In the Mirror of Genre: Students Write this
World
Interviews on Web Pages
Three students volunteered to be interviewed at intervals throughout this
process as they read and then wrote hypertexts. Some of these interviews
included read-aloud protocols as the students surfed their way through
the web reading assignments. Others were retrospective accounts of
how and why they composed their texts the way they did.
For this report, I'll cut a hundred or so pages of not-well-analyzed
transcript down to one paragraph.
I asked one of the students who worked on the "Virtual Life" text what
she liked and did not like about her own contribution, the "Cyberstalking"

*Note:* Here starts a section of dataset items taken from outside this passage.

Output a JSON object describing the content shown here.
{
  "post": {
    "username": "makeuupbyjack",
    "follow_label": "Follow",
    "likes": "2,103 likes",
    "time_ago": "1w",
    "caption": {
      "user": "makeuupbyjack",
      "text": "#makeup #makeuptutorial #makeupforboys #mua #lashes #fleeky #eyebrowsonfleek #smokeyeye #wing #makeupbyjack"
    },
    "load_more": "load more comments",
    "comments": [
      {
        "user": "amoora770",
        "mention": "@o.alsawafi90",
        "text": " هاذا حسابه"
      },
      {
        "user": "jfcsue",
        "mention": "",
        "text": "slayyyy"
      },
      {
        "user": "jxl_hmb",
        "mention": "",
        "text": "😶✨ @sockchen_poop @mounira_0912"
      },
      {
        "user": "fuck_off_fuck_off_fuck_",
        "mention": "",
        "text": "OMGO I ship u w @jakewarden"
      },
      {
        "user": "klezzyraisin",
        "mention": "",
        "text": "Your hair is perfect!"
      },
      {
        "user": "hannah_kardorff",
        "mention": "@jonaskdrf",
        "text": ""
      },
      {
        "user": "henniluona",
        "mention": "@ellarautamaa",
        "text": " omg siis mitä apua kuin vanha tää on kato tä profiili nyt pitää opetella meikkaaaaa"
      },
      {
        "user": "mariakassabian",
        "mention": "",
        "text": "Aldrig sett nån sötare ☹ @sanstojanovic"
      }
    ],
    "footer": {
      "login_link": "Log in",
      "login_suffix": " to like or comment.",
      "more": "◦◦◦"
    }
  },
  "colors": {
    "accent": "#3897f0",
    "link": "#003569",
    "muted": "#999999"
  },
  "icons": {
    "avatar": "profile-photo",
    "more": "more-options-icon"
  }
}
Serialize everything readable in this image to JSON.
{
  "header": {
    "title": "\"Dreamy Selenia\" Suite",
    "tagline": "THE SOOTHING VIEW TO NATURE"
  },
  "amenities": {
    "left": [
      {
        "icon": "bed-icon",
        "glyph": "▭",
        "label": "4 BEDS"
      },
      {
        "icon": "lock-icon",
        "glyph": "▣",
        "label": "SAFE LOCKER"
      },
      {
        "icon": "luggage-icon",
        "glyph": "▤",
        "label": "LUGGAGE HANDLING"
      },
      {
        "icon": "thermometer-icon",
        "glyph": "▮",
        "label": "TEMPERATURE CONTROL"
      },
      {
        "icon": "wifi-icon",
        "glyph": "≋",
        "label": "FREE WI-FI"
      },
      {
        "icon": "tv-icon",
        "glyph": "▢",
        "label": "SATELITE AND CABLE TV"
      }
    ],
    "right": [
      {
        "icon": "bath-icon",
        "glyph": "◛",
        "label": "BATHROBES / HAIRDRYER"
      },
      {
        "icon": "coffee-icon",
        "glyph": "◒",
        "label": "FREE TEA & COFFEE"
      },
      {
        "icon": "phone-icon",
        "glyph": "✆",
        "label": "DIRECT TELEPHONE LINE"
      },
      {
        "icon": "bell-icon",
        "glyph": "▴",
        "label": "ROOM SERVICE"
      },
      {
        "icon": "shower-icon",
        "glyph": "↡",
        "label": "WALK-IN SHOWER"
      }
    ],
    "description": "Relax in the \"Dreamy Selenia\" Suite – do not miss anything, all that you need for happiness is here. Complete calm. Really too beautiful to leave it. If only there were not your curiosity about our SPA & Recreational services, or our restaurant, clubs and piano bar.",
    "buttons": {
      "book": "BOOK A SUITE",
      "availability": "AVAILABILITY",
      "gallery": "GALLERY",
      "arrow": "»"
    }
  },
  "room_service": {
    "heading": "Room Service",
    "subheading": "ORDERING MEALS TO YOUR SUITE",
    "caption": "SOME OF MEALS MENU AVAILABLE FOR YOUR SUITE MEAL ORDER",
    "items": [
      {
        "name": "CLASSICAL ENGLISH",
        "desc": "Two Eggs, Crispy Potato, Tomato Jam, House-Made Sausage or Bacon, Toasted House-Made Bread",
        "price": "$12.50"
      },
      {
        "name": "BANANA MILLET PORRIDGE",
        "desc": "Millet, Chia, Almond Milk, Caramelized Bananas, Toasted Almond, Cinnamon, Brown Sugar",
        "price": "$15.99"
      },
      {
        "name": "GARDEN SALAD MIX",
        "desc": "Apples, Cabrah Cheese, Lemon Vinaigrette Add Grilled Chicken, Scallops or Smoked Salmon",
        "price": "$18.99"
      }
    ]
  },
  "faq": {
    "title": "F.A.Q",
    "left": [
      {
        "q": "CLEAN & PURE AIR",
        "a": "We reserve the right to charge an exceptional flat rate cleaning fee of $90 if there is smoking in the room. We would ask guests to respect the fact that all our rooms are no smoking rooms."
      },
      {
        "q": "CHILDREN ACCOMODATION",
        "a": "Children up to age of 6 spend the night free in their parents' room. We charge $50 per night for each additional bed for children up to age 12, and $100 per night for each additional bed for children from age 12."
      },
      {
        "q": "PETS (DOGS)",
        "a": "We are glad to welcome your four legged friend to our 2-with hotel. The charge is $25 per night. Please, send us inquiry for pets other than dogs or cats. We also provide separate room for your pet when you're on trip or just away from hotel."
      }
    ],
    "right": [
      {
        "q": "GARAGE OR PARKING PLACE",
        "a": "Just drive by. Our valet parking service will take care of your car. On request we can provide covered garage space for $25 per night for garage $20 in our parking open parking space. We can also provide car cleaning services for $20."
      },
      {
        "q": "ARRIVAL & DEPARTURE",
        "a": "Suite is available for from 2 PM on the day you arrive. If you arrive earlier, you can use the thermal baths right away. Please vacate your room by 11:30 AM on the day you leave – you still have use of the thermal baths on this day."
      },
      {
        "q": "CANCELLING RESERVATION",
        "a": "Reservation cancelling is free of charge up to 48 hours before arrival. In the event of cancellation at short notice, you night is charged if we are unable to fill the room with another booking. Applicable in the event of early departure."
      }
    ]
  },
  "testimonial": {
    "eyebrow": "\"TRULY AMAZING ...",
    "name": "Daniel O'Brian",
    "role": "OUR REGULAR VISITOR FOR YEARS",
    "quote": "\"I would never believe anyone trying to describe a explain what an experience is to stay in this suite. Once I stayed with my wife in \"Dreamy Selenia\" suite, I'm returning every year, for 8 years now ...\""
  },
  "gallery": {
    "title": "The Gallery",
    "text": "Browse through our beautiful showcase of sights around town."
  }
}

page. This is what she had to say:
It’s kind of funny, ‘cause I’ve gone and created a site that’s a little
more text than anything else. Which goes against what I actually
liked a lot. So I think what I would have done is maybe try to condense
the text that was actually on this site. But it still would have
a link to the Hitchcock case and a link to these people because I thought
they were important. Even possibly have a little bit of information from
myself connecting to those sites. But I don't know how to go about
doing that.
In other words, she would attenuate her own text to "a little bit of information
from myself" and concentrate on smooth connections to other people's material.
This in fact is more like what other sites such as the Hypertext Fiction
site do: the author's own text performs bridging and summarizing tasks
rather than making its own argument in any detail. Students who do
produce large amounts of their own argument seemed faintly embarrassed
about the fact that in doing so, they reproduced the linear hard-copy essay:
the only available model for extended argument.